I have 2 document types that are linked by a common key (customer id). They have different usage properties though, so I was wondering if I would benefit from provisioning separate buckets for them.

  • Customer Record - this will be read frequently, but updated infrequently. I will probably use strong consistency so I can read my writes. The average doc size will probably be about 10kb, and let’s say I expect 1 million+ records

  • Customer Event - this will be read infrequently, but will require fast writes. I anticipate these documents being immutable so each write is an insert, not an update. The average doc size will probably be about 1-2kb, and let’s say we get 1million+ records per day, and we retain 1 years worth. It is possible this data will be synchronised with Apache Spark for real-time analysis purposes. Some events will necessitate an update to the related Customer Record

There are some use cases where I will need to join across the 2 documents, they are not performance critical so a union (or 2 separate queries and an in-app join) would probably be OK.

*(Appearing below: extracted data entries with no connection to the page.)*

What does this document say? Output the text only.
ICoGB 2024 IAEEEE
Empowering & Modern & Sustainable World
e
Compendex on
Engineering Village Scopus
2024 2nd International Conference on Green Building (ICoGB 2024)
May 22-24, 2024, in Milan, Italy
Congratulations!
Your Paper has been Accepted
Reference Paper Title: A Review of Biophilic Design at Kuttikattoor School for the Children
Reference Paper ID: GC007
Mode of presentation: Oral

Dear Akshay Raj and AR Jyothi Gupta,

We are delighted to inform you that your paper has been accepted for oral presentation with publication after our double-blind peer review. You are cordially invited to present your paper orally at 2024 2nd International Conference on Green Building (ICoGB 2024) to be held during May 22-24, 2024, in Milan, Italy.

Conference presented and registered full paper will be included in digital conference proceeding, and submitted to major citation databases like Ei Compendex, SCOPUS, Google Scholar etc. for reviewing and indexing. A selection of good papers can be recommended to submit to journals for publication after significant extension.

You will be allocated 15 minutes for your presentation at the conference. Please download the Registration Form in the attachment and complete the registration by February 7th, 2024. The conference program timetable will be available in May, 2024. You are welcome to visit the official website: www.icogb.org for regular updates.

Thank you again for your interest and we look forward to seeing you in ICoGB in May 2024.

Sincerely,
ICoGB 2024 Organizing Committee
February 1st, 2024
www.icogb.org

What do you think? Will the different usage mean that performance of both document types are compromised if they are in the same bucket?

I’m using enterprise edition 4.00, but I would be interested to know if the advice would be any different for the community edition since it scales differently

thanks

Nozzer


#2

Hi Nozzer,
You probably want two buckets so that you can manage them separately as they grow. The resource quotas can be different for each bucket, which might be useful if you expect very different sizes, growth and traffic patterns.

BTW, I’m the PM for the Couchbase Spark Connector, so I would be interested to hear more about your experience with it once you start using it. Let me know if you’re willing to share feedback.
Best,
-Will


#3

Thanks Will.

I’ll let you know how I get on with the spark connector

Nozzer